Especially when copying text from things like Google docs, I would like Emacs to automatically remove smart double quotes, smart single quotes, and all manner of em-dash and en-dash characters, replacing them with their ascii equivalents.

Is there a way to configure Emacs to do this automatically? Or, baring that, a function I can call that will do it on the buffer or region?

Lee H
  • 2,697
  • 1
  • 16
  • 31
  • 1
    I like this idea. In the past I've used `(occur "[^[:ascii:]]")` to find non-ascii characters in a buffer for manual cleanup, but automatically replacing the common ones would be great. – glucas Nov 12 '14 at 14:50
  • Is there anywhere that might list all the 'smart' characters and their ascii equivalents? – Jonathan Leech-Pepin Nov 12 '14 at 17:29

2 Answers2

18

Based on SU : How to remove smart quotes in copy Paste

You can try something like the following:

(defcustom smart-to-ascii '(("\x201C" . "\"")
                ("\x201D" . "\"")
                ("\x2018" . "'")
                            ("\x2019" . "'")
                            ;; en-dash
                            ("\x2013" . "-")
                            ;; em-dash
                            ("\x2014" . "-"))
  ""
  :type '(repeat (cons (string :tag "Smart Character  ")
                       (string :tag "Ascii Replacement"))))

(defun replace-smart-to-ascii (beg end)
  (interactive "r")
  (format-replace-strings smart-to-ascii
                          nil beg end))

Using it as a defcustom to allow for adding/adjusting characters to match what is desired.

Jonathan Leech-Pepin
  • 4,307
  • 1
  • 19
  • 32
  • That won't really be a full solution, unicode has many symbols each for various kinds of quotes and dash-like-characters (e.g. non-breaking hyphen \u2011) and they all occasionally appear. I'm not even sure if an exhaustive list would stay exhaustive over time as unicode grows. – Peteris Nov 12 '14 at 20:30
  • 1
    @Peteris assuming the list was kept current (would need a list/reference of such) it would work in the long run. My selection was based entirely on those that Lee H mentioned.

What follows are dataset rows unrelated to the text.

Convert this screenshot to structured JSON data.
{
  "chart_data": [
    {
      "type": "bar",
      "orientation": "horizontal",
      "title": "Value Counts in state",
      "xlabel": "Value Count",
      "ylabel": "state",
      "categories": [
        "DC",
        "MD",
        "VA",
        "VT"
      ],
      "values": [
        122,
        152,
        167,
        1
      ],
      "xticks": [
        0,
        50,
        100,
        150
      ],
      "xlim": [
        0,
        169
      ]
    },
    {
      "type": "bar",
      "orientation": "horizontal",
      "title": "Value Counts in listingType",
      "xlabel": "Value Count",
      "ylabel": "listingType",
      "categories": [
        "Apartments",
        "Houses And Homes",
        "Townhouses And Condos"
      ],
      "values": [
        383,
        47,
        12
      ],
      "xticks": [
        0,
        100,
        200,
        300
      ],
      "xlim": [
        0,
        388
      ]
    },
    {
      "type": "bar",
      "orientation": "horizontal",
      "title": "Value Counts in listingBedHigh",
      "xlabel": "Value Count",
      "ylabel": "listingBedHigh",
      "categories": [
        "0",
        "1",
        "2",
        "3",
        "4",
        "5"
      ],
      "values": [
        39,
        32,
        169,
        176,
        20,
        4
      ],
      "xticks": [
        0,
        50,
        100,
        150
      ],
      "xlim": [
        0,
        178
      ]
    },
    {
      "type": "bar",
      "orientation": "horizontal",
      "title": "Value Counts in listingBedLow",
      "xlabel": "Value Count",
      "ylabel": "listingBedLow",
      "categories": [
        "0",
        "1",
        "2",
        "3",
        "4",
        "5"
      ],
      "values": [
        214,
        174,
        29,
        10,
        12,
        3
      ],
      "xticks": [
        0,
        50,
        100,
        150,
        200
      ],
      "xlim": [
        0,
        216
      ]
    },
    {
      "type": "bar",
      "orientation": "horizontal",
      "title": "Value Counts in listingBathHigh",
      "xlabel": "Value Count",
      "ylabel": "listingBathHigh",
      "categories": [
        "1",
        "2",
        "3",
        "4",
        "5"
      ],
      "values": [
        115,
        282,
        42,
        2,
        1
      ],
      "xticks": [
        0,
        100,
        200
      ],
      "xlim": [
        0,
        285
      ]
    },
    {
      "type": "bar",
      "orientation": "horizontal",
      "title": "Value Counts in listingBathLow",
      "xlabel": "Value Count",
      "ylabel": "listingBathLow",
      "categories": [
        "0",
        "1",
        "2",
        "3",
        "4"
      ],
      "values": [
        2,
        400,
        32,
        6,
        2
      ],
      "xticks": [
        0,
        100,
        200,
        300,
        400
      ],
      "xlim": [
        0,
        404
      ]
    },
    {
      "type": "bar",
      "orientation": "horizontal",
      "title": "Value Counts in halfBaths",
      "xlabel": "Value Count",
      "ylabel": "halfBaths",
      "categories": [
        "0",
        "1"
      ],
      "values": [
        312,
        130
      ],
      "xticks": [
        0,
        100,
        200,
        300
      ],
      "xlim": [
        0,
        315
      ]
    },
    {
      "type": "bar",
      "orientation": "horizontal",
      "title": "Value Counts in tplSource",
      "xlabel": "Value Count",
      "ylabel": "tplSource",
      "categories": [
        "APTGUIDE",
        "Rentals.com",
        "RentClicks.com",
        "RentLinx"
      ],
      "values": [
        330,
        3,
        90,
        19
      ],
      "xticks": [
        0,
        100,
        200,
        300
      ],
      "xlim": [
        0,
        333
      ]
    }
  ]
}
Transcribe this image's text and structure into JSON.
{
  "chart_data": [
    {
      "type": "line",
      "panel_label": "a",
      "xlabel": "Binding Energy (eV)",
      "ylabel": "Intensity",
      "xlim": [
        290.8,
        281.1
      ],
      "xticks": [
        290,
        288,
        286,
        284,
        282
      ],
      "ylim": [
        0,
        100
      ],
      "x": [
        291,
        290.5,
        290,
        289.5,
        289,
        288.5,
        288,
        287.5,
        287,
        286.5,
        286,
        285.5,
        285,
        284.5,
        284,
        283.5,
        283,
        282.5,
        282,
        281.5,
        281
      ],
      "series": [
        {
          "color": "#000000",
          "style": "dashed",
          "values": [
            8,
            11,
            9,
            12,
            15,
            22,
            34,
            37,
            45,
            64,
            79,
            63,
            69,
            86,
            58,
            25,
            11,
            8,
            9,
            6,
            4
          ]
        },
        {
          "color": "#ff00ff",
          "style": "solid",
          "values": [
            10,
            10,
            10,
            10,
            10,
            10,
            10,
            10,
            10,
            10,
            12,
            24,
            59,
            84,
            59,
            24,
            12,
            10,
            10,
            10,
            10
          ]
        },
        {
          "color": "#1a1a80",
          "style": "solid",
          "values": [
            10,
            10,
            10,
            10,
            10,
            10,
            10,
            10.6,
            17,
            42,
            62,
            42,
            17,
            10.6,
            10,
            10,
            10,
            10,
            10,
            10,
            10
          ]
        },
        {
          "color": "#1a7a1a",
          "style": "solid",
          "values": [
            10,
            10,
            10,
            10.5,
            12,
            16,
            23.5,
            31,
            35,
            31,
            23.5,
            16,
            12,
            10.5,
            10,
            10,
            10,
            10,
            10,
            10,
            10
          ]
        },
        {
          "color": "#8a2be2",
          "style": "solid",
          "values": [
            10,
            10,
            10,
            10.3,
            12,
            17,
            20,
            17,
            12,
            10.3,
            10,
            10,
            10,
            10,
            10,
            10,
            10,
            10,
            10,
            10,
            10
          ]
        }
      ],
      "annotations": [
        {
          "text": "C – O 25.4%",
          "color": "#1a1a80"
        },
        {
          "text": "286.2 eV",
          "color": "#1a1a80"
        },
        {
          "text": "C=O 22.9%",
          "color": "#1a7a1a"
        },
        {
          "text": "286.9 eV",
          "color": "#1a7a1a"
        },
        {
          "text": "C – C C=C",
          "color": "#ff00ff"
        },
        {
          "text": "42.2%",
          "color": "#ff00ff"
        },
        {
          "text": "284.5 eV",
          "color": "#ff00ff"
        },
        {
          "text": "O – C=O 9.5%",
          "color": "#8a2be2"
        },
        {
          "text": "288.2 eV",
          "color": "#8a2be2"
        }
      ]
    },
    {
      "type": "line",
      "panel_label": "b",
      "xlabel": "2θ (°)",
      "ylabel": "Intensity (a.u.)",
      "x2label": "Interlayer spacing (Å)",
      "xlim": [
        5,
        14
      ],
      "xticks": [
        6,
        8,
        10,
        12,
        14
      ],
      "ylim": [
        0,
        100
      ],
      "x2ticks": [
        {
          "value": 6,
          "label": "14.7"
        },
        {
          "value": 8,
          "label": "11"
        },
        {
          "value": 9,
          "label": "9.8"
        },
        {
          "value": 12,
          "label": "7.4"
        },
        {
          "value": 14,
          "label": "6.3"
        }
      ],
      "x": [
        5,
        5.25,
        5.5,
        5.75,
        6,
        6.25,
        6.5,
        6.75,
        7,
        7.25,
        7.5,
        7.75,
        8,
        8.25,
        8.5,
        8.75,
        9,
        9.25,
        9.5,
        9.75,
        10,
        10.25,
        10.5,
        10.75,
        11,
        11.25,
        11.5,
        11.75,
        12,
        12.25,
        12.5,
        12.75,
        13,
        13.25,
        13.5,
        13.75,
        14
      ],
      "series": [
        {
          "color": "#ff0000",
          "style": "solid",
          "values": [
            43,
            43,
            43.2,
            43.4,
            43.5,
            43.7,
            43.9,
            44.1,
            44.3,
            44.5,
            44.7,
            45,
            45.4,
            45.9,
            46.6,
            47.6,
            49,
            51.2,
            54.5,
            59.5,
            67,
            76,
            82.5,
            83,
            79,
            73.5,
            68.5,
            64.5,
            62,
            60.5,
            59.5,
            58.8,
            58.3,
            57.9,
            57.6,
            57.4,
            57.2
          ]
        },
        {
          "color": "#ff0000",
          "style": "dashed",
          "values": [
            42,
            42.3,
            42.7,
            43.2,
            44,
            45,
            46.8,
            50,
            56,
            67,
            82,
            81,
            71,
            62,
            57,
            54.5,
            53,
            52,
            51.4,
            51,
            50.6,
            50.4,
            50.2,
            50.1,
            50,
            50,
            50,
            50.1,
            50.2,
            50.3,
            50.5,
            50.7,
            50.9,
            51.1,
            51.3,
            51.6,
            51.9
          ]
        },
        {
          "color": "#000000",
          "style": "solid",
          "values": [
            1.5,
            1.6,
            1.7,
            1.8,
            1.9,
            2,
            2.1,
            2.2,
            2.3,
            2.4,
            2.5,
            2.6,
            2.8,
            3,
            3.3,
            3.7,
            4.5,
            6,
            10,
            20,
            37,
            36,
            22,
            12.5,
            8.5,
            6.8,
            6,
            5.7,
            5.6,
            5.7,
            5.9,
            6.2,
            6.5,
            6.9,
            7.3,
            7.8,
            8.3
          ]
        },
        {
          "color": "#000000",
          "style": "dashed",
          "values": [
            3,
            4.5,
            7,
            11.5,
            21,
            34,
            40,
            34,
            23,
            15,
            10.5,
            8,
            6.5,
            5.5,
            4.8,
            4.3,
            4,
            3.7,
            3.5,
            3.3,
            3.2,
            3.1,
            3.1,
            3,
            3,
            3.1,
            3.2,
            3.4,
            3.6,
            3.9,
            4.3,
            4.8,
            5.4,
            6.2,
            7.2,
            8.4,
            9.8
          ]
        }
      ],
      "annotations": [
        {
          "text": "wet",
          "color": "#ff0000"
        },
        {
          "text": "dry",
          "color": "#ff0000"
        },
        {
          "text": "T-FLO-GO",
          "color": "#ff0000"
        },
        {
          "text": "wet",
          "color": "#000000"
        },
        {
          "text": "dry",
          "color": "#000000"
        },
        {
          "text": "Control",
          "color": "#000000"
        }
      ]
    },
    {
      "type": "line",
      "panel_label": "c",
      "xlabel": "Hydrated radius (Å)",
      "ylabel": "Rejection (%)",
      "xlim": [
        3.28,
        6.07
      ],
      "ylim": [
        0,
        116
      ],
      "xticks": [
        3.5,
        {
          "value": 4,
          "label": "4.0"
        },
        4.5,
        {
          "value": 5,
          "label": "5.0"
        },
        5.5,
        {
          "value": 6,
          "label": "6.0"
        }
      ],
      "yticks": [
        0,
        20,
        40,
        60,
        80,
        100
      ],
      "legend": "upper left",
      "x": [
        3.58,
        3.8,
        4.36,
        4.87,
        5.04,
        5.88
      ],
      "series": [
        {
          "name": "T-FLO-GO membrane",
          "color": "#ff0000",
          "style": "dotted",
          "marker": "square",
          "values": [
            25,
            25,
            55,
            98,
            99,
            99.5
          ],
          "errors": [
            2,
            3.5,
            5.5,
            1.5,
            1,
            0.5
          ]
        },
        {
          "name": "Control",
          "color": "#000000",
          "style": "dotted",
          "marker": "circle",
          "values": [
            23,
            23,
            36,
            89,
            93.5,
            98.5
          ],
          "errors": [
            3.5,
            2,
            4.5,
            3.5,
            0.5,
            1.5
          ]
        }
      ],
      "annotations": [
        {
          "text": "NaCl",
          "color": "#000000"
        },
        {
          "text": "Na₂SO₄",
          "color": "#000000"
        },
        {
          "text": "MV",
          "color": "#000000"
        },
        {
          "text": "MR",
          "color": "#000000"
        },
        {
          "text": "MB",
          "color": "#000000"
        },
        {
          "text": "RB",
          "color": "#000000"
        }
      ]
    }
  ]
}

I was not trying to provide an exhaustive list in this case, simply a starting point that could be customized to fit any others that are retrieved. – Jonathan Leech-Pepin Nov 12 '14 at 20:54
  • After replacing whatever characters are defined in the alist, you could call `highlight-regexp` to highlight any remaining non-ASCII characters in the region. – glucas Nov 13 '14 at 15:11
8

To add to what @Jonathan posted, you can make that automatic (so that yanking does not even add those chars in the first place) by doing this:

(advice-add 'yank :after (lambda (&optional ignore)
                           (replace-smart-to-ascii (mark) (point)))
            '(name replace-smart))
Drew
  • 75,699
  • 9
  • 109
  • 225